33        aa) Bei der Gründung eines Gemeinschaftsunternehmens finden nicht nur die Vorschriften über die Zusammenschlusskontrolle Anwendung, sondern es ist auch zu überprüfen, ob es sich um ein nach § 1 GWB verbotenes Kartell handelt (st. Rspr., vgl. BGH, Beschlüsse vom 1. Oktober 1985 - KVR 6/84, BGHZ 96, 69 [juris Rn. 31 bis 33] - Mischwerke; vom 8. Mai 2001 - KVR 12/99, BGHZ 147, 325 [juris Rn. 15] - Ost-Fleisch; Urteil vom 23. Juni 2009 - KZR 58/07, WuW/E DE-R 2742 Rn. 14 - Gratiszeitung Hallo). Die präventive Zusammenschlusskontrolle (§ 41 GWB) soll einer negativen Strukturveränderung auf den betroffenen Märkten und einer dadurch eintretenden erheblichen Wettbewerbsbehinderung vorbeugen. Die Gründung eines Gemeinschaftsunternehmens kann aber über den Zusammenschlusstatbestand hinaus zu einer Verhaltens- und Interessenabstimmung und damit zu einer Beschränkung des Wettbewerbs unter den Muttergesellschaften führen, die dem Kartellverbot des § 1 GWB unterfällt (vgl. BGHZ 147, 325 [juris Rn. 34] - Ost-Fleisch). Anders als in der Fusionskontrollverordnung (vgl. Art. 2 Abs. 4 FKVO) ist die Prüfung des Kartellverbots im Gesetz gegen Wettbewerbsbeschränkungen nicht Teil des Fusionskontrollverfahrens. Sie ist vielmehr Untersuchungsgegenstand in einem eigenständigen Verfahren nach § 32 GWB (vgl. Thomas in Immenga/Mestmäcker, Wettbewerbsrecht, 6. Aufl., § 36 GWB Rn. 608). Dies schließt zwar nicht aus, dass die Verfahren - wie vorliegend - unter einem einheitlichen Aktenzeichen geführt werden, sie unterliegen aber jeweils ihren eigenen Regelungen (vgl. BGHZ 147, 325 [juris Rn. 17] - Ost-Fleisch). Dabei bestehen keine gesetzlichen Vorgaben, ob die Kartellbehörde in Fällen der Doppelkontrolle zunächst das Kartellverbotsverfahren oder das dem Fristenregime des § 40 GWB unterliegende Zusammenschlusskontrollverfahren zum Abschluss bringt.

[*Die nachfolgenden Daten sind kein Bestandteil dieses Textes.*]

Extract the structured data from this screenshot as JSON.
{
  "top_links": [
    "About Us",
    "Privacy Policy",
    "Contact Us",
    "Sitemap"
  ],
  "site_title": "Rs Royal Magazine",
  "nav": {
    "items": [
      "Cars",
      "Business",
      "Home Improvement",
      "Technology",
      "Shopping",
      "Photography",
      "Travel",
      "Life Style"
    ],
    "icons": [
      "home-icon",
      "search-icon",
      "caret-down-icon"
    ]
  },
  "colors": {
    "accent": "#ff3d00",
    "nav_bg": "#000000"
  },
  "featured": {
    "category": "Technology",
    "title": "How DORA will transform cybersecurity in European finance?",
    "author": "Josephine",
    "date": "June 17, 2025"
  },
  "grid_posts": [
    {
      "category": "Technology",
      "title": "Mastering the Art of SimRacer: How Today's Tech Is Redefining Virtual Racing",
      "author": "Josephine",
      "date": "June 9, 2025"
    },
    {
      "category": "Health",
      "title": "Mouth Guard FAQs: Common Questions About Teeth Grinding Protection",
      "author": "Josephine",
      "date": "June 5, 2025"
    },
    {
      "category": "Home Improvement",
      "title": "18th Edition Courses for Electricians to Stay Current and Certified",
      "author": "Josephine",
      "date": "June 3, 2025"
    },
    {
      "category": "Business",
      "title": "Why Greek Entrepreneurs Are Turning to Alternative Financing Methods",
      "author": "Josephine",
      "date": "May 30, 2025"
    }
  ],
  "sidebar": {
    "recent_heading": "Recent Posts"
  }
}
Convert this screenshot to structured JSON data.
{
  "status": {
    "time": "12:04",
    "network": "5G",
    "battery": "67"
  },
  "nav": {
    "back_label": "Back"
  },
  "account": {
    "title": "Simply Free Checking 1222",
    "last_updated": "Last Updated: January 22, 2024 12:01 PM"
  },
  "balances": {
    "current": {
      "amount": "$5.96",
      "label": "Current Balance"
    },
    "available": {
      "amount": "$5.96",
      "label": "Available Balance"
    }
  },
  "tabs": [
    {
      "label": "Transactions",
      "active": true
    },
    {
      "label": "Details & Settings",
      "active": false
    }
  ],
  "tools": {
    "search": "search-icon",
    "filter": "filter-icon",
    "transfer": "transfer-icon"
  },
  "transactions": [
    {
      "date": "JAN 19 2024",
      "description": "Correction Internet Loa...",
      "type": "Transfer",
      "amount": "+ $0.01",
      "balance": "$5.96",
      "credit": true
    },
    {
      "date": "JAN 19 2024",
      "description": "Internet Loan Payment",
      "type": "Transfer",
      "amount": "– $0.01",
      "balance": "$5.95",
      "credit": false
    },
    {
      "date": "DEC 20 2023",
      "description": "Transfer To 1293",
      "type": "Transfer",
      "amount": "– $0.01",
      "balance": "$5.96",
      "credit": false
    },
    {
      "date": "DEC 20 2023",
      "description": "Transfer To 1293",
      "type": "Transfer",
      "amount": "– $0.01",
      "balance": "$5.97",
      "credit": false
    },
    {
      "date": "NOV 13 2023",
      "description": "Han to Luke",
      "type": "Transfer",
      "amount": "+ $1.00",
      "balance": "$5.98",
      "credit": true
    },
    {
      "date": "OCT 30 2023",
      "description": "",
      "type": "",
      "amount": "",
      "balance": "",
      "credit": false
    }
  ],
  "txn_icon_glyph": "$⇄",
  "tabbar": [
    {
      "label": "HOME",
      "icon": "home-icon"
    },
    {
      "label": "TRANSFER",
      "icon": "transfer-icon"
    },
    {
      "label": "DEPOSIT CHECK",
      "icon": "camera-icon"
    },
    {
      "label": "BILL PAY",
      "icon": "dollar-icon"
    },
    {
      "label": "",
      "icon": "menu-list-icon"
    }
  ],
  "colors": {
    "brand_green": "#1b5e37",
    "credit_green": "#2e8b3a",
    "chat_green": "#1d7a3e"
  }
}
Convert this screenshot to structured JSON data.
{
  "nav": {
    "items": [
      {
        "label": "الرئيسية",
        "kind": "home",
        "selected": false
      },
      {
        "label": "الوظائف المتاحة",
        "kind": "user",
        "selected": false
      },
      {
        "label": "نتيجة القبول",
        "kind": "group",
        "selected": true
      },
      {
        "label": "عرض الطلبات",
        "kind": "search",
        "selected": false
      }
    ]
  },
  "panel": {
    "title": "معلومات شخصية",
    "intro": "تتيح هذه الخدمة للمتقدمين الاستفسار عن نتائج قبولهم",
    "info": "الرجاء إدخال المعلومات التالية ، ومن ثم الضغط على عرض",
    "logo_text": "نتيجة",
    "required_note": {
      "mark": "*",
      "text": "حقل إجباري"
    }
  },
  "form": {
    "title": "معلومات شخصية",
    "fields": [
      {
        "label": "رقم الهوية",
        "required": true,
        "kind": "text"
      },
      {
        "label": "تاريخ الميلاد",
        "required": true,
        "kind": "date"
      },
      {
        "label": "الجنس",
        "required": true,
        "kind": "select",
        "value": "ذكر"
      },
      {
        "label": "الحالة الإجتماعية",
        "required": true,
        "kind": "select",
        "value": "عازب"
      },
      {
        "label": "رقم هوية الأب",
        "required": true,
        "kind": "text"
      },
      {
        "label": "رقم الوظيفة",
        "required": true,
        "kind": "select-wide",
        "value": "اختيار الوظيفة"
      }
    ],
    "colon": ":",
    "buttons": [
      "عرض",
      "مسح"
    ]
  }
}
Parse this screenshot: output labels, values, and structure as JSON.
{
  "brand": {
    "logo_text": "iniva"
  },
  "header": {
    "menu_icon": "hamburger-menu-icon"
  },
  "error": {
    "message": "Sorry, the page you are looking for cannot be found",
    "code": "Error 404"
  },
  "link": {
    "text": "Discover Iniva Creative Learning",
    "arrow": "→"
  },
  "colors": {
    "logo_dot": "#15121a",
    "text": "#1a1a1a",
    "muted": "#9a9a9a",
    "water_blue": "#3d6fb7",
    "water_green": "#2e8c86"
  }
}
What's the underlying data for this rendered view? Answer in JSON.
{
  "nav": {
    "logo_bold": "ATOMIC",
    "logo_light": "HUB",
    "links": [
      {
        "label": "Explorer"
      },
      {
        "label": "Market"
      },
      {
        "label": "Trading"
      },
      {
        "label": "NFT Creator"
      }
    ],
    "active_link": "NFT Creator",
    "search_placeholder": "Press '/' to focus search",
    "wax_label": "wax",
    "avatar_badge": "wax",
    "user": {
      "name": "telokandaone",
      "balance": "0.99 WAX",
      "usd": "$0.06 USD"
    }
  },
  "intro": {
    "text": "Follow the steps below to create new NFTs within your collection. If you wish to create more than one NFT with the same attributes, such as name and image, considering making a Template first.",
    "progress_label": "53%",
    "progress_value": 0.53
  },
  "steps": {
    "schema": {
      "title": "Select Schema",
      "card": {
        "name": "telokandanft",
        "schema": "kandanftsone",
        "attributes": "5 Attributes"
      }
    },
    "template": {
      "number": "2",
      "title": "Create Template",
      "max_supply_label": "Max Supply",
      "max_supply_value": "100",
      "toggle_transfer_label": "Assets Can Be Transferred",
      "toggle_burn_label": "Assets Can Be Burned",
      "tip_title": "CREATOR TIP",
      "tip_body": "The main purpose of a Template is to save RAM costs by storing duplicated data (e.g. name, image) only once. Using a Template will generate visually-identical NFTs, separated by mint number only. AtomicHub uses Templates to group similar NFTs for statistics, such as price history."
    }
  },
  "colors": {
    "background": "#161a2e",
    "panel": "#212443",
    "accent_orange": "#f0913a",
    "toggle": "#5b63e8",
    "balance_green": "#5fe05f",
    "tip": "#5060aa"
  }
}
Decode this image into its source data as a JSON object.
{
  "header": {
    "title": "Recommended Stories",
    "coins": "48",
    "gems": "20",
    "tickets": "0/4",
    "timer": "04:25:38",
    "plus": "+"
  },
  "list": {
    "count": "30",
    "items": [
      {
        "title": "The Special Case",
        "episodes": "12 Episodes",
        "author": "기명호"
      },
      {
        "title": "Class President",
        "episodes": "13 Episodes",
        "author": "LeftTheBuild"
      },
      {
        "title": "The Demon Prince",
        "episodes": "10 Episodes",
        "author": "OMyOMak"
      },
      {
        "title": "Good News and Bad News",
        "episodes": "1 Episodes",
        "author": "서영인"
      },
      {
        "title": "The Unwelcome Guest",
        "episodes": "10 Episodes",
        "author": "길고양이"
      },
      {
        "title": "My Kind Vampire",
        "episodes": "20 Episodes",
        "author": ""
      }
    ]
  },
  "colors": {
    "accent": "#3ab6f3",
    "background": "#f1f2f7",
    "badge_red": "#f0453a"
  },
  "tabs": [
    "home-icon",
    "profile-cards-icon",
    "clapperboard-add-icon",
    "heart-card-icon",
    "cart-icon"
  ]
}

34        bb) Dies gilt auch für die Beendigung der Verfahren unter Berücksichtigung von Verpflichtungszusagen. Für das Zusammenschlusskontrollverfahren hat der Gesetzgeber in § 40 Abs. 3 Satz 1 GWB geregelt, dass die Freigabe mit Bedingungen und Auflagen verbunden werden kann, um sicherzustellen, dass die beteiligten Unternehmen den Verpflichtungen nachkommen, die sie gegenüber dem Bundeskartellamt eingegangen sind, um eine Untersagung abzuwenden. § 40 Abs. 3 Satz 2 GWB stellt klar, dass die Nebenbestimmungen nicht zu einer laufenden Verhaltenskontrolle führen dürfen (Entwurf eines Sechsten Gesetzes zur Änderung des Gesetzes gegen Wettbewerbsbeschränkungen vom 29. Januar 1998, BT-Drucks. 13/9720, S. 60; vgl. Dubberstein in Münchener Kommentar zum Wettbewerbsrecht, 4. Aufl., § 40 GWB Rn. 61). Das ausdrückliche Verbot verdeutlicht und konkretisiert die vom Gesetzeszweck des § 36 Abs. 1 GWB vorgegebene Zielrichtung der Nebenbestimmungen, strukturelle Verschlechterungen der Wettbewerbsbedingungen zu verhindern (vgl. BGHZ 166, 165 Rn. 56 - DB Regio/üstra).

 

35        cc) Für Verpflichtungszusagen im Kartellverbotsverfahren, die gemäß § 32b Abs. 1 Satz 1 GWB für verbindlich erklärt werden und gemäß § 32b Abs. 1 Satz 2 GWB zur Einstellung des Verfahrens führen, bestehen dagegen keine entsprechenden einschränkenden Vorgaben. Während die Freigabe des Zusammenschlusses nicht mit einer Befristung verbunden werden darf, sieht § 32b Abs. 1 Satz 3 GWB die Befristung der Einstellungsverfügung ausdrücklich vor. Das Verbot des § 40 Abs. 3 Satz 2 GWB, die beteiligten Unternehmen einer laufenden Verhaltenskontrolle zu unterstellen, ist auf Verpflichtungszusagen nach § 32b GWB in Fällen der Doppelkontrolle auch nicht entsprechend anzuwenden. Wie das Beschwerdegericht zutreffend ausführt, fehlt es für eine analoge Anwendung schon an einer planwidrigen Regelungslücke. Die Doppelkontrolle bei der Gründung von Gemeinschaftsunternehmen bestand schon vor der gesetzlichen Regelung von Verpflichtungszusagen in der Fusionskontrolle in § 40 Abs. 3 GWB mit der 6. GWB-Novelle 1998 und im Kartellverfahren in § 32b GWB mit der 7. GWB-Novelle 2005 (vgl. bereits BGHZ 96, 69 [juris Rn. 31] - Mischwerke). Gleichwohl hat der Gesetzgeber keinen Anlass gesehen, die Anforderungen an Verpflichtungszusagen für Fälle der Doppelkontrolle im Sinne des § 40 Abs. 3 GWB zu vereinheitlichen.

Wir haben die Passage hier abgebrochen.